论文标题
改进的概括保证了受限制的数据模型
Improved Generalization Guarantees in Restricted Data Models
论文作者
论文摘要
众所周知,差异隐私是为了防止因适应性或探索性数据分析引起的有效性的威胁 - 即使分析师对手搜索统计估算,即统计估算与基本人群的利益量的真实价值不同。这种保护的成本是差异隐私造成的准确性损失。在这项工作中,受基因组学文献中标准模型的启发,我们考虑了数据模型,其中个人由属性序列与属性的序列表示,而远处属性仅相关的属性。我们表明,在此假设下,可以在数据的不同部分“重新使用”隐私预算,从而显着提高准确性而不会增加过度拟合的风险。

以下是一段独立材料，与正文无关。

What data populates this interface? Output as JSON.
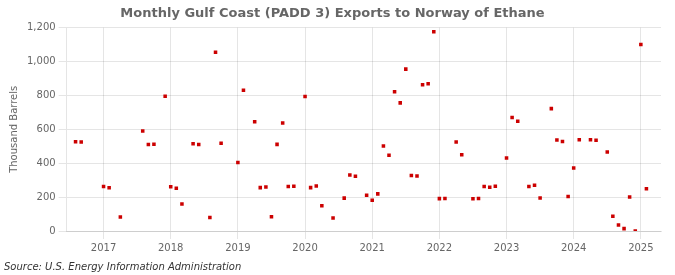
{
  "chart_data": {
    "type": "scatter",
    "title": "Monthly Gulf Coast (PADD 3) Exports to Norway of Ethane",
    "ylabel": "Thousand Barrels",
    "source": "Source: U.S. Energy Information Administration",
    "color": "#cc0000",
    "marker": "square",
    "grid": true,
    "legend": false,
    "xlim": [
      2016.45,
      2025.3
    ],
    "xticks": [
      2017,
      2018,
      2019,
      2020,
      2021,
      2022,
      2023,
      2024,
      2025
    ],
    "ylim": [
      0,
      1200
    ],
    "yticks": [
      0,
      200,
      400,
      600,
      800,
      {
        "value": 1000,
        "label": "1,000"
      },
      {
        "value": 1200,
        "label": "1,200"
      }
    ],
    "x": [
      2016.583,
      2016.667,
      2017.0,
      2017.083,
      2017.25,
      2017.583,
      2017.667,
      2017.75,
      2017.917,
      2018.0,
      2018.083,
      2018.167,
      2018.333,
      2018.417,
      2018.583,
      2018.667,
      2018.75,
      2019.0,
      2019.083,
      2019.25,
      2019.333,
      2019.417,
      2019.5,
      2019.583,
      2019.667,
      2019.75,
      2019.833,
      2020.0,
      2020.083,
      2020.167,
      2020.25,
      2020.417,
      2020.583,
      2020.667,
      2020.75,
      2020.917,
      2021.0,
      2021.083,
      2021.167,
      2021.25,
      2021.333,
      2021.417,
      2021.5,
      2021.583,
      2021.667,
      2021.75,
      2021.833,
      2021.917,
      2022.0,
      2022.083,
      2022.25,
      2022.333,
      2022.5,
      2022.583,
      2022.667,
      2022.75,
      2022.833,
      2023.0,
      2023.083,
      2023.167,
      2023.333,
      2023.417,
      2023.5,
      2023.667,
      2023.75,
      2023.833,
      2023.917,
      2024.0,
      2024.083,
      2024.25,
      2024.333,
      2024.5,
      2024.583,
      2024.667,
      2024.75,
      2024.833,
      2024.917,
      2025.0,
      2025.083
    ],
    "values": [
      527,
      525,
      263,
      255,
      83,
      590,
      510,
      512,
      795,
      261,
      252,
      159,
      515,
      510,
      80,
      1054,
      518,
      404,
      831,
      644,
      256,
      260,
      84,
      511,
      637,
      263,
      264,
      794,
      256,
      265,
      149,
      77,
      194,
      330,
      323,
      211,
      181,
      219,
      502,
      447,
      822,
      756,
      955,
      327,
      324,
      863,
      869,
      1175,
      191,
      192,
      525,
      450,
      190,
      192,
      262,
      258,
      264,
      431,
      670,
      647,
      262,
      270,
      195,
      722,
      537,
      528,
      203,
      372,
      538,
      538,
      535,
      466,
      87,
      35,
      14,
      200,
      0,
      1100,
      249
    ]
  }
}
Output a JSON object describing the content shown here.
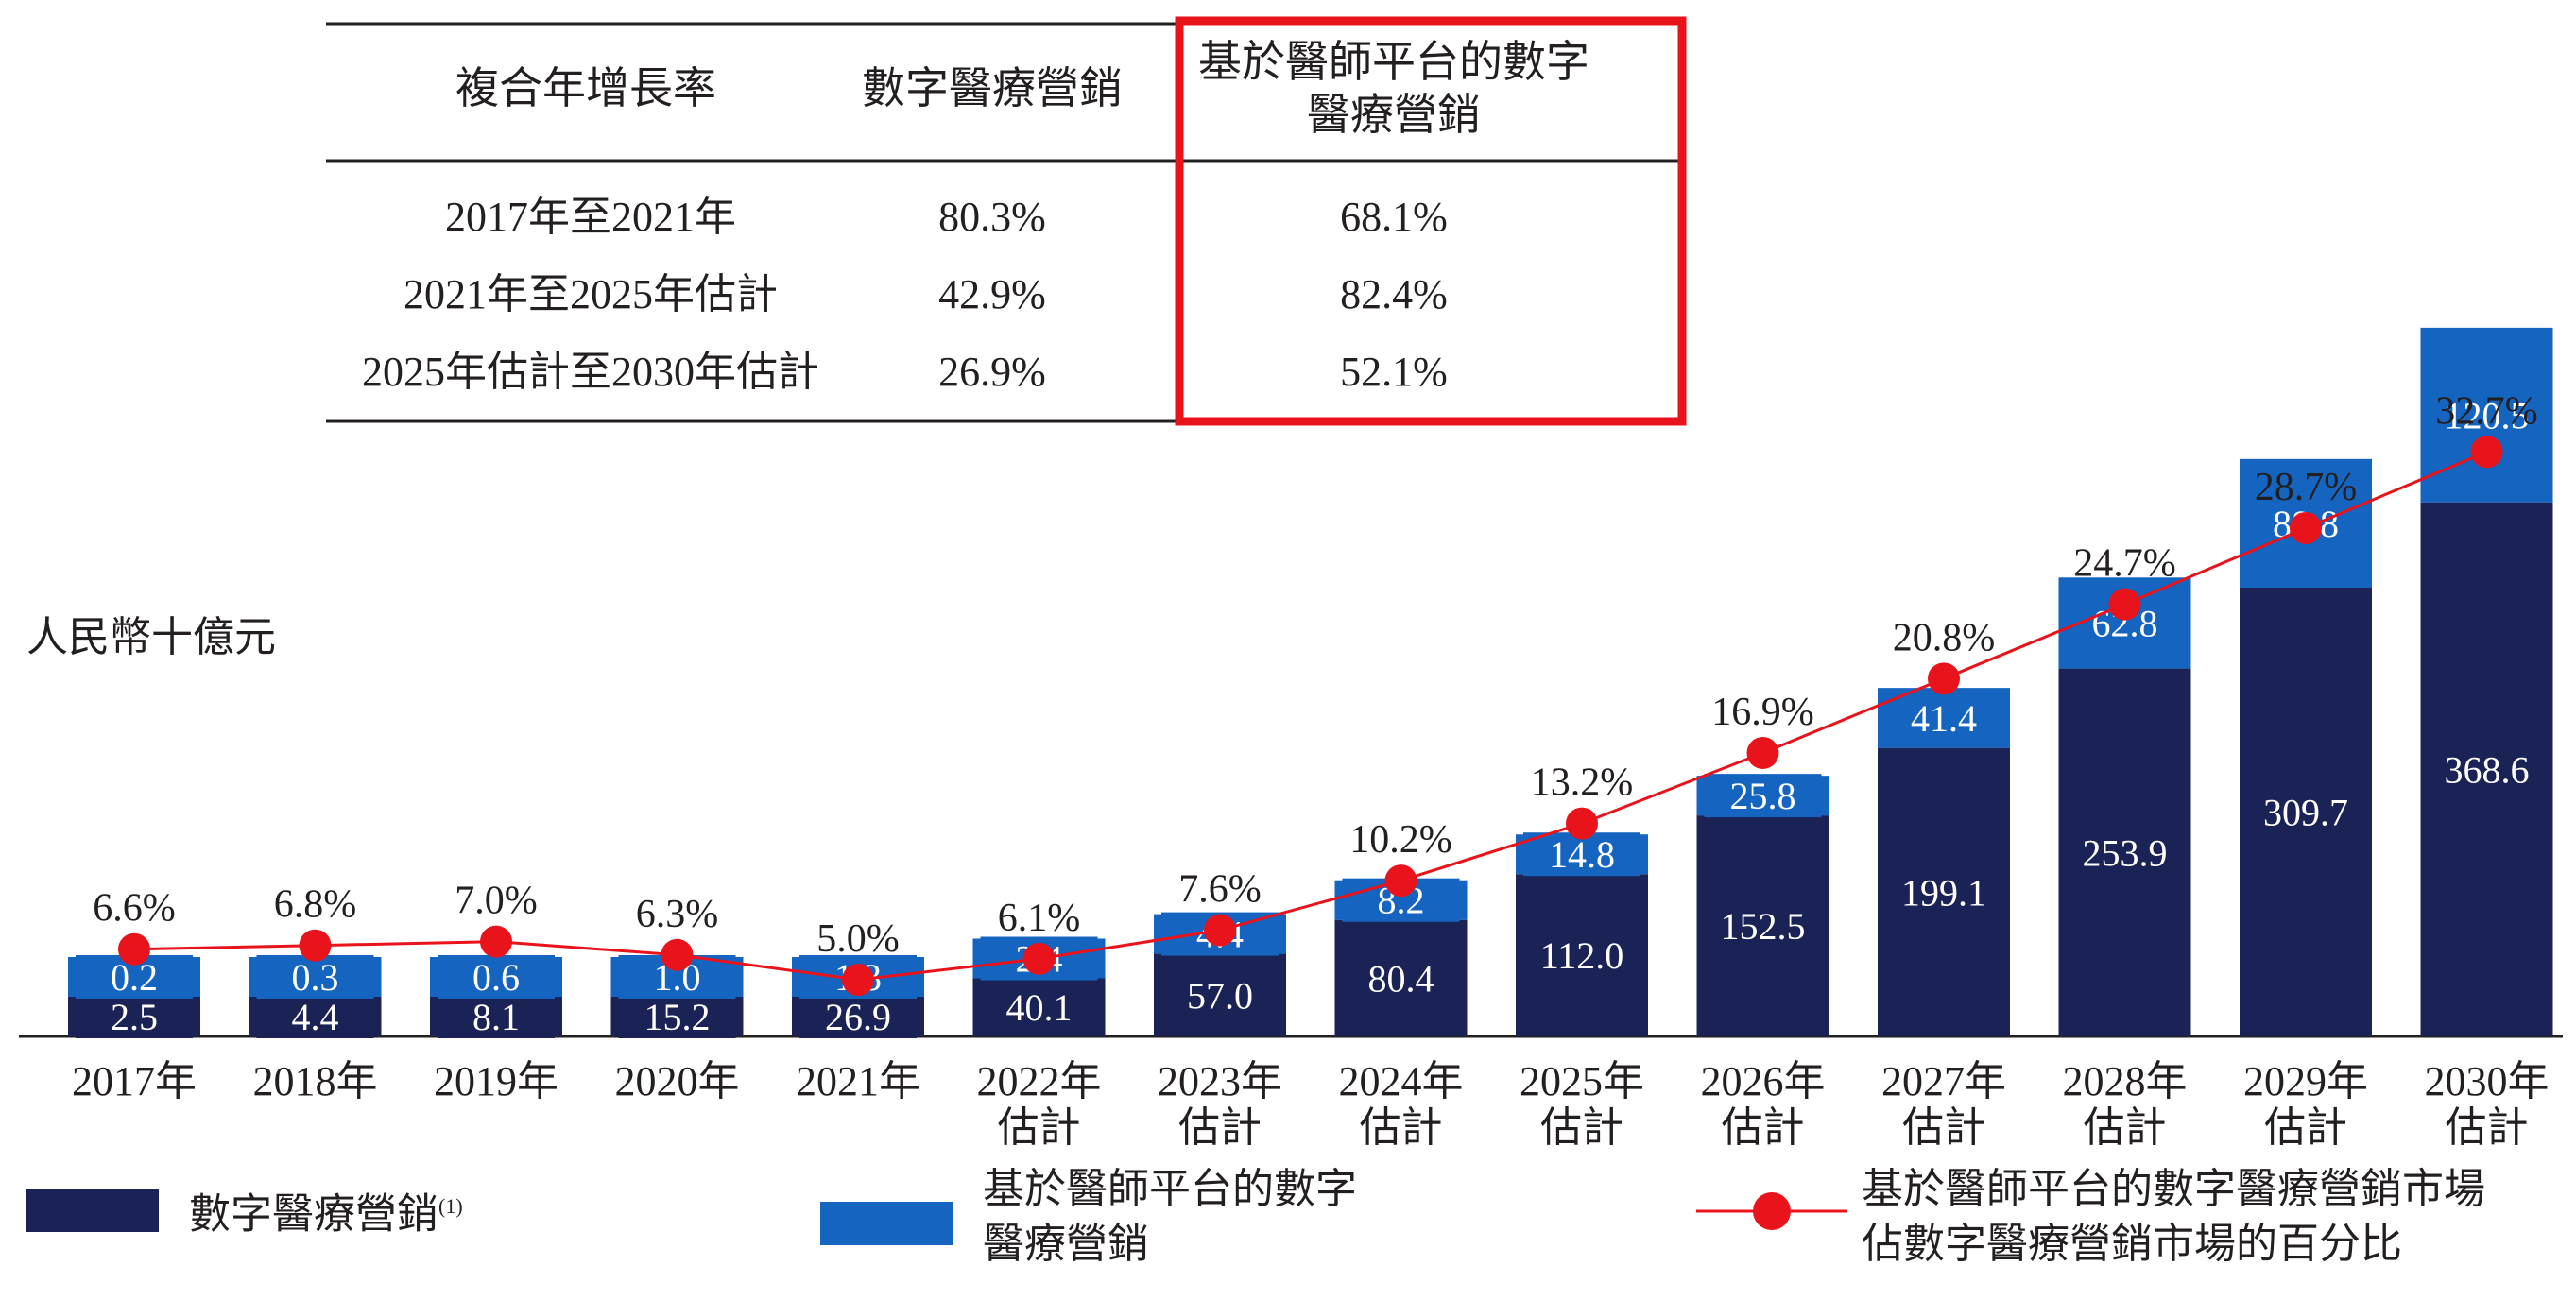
{
  "cagr_table": {
    "headers": [
      "複合年增長率",
      "數字醫療營銷",
      "基於醫師平台的數字",
      "醫療營銷"
    ],
    "rows": [
      {
        "period": "2017年至2021年",
        "digital": "80.3%",
        "physician": "68.1%"
      },
      {
        "period": "2021年至2025年估計",
        "digital": "42.9%",
        "physician": "82.4%"
      },
      {
        "period": "2025年估計至2030年估計",
        "digital": "26.9%",
        "physician": "52.1%"
      }
    ],
    "highlight_color": "#e8131b"
  },
  "unit_label": "人民幣十億元",
  "legend": {
    "digital": "數字醫療營銷",
    "digital_note": "(1)",
    "physician_line1": "基於醫師平台的數字",
    "physician_line2": "醫療營銷",
    "share_line1": "基於醫師平台的數字醫療營銷市場",
    "share_line2": "佔數字醫療營銷市場的百分比"
  },
  "colors": {
    "digital": "#1b2356",
    "physician": "#1565c0",
    "line": "#e8131b",
    "text": "#231f20"
  },
  "chart_data": {
    "type": "bar",
    "stacked": true,
    "unit": "人民幣十億元",
    "categories": [
      [
        "2017年"
      ],
      [
        "2018年"
      ],
      [
        "2019年"
      ],
      [
        "2020年"
      ],
      [
        "2021年"
      ],
      [
        "2022年",
        "估計"
      ],
      [
        "2023年",
        "估計"
      ],
      [
        "2024年",
        "估計"
      ],
      [
        "2025年",
        "估計"
      ],
      [
        "2026年",
        "估計"
      ],
      [
        "2027年",
        "估計"
      ],
      [
        "2028年",
        "估計"
      ],
      [
        "2029年",
        "估計"
      ],
      [
        "2030年",
        "估計"
      ]
    ],
    "series": [
      {
        "name": "數字醫療營銷",
        "values": [
          2.5,
          4.4,
          8.1,
          15.2,
          26.9,
          40.1,
          57.0,
          80.4,
          112.0,
          152.5,
          199.1,
          253.9,
          309.7,
          368.6
        ],
        "labels": [
          "2.5",
          "4.4",
          "8.1",
          "15.2",
          "26.9",
          "40.1",
          "57.0",
          "80.4",
          "112.0",
          "152.5",
          "199.1",
          "253.9",
          "309.7",
          "368.6"
        ]
      },
      {
        "name": "基於醫師平台的數字醫療營銷",
        "values": [
          0.2,
          0.3,
          0.6,
          1.0,
          1.3,
          2.4,
          4.4,
          8.2,
          14.8,
          25.8,
          41.4,
          62.8,
          88.8,
          120.5
        ],
        "labels": [
          "0.2",
          "0.3",
          "0.6",
          "1.0",
          "1.3",
          "2.4",
          "4.4",
          "8.2",
          "14.8",
          "25.8",
          "41.4",
          "62.8",
          "88.8",
          "120.5"
        ]
      }
    ],
    "line_series": {
      "name": "基於醫師平台的數字醫療營銷市場佔數字醫療營銷市場的百分比",
      "values": [
        6.6,
        6.8,
        7.0,
        6.3,
        5.0,
        6.1,
        7.6,
        10.2,
        13.2,
        16.9,
        20.8,
        24.7,
        28.7,
        32.7
      ],
      "labels": [
        "6.6%",
        "6.8%",
        "7.0%",
        "6.3%",
        "5.0%",
        "6.1%",
        "7.6%",
        "10.2%",
        "13.2%",
        "16.9%",
        "20.8%",
        "24.7%",
        "28.7%",
        "32.7%"
      ]
    }
  }
}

Differential privacy is known to protect against threats to validity incurred due to adaptive, or exploratory, data analysis -- even when the analyst adversarially searches for a statistical estimate that diverges from the true value of the quantity of interest on the underlying population. The cost of this protection is the accuracy loss incurred by differential privacy. In this work, inspired by standard models in the genomics literature, we consider data models in which individuals are represented by a sequence of attributes with the property that where distant attributes are only weakly correlated. We show that, under this assumption, it is possible to "re-use" privacy budget on different portions of the data, significantly improving accuracy without increasing the risk of overfitting.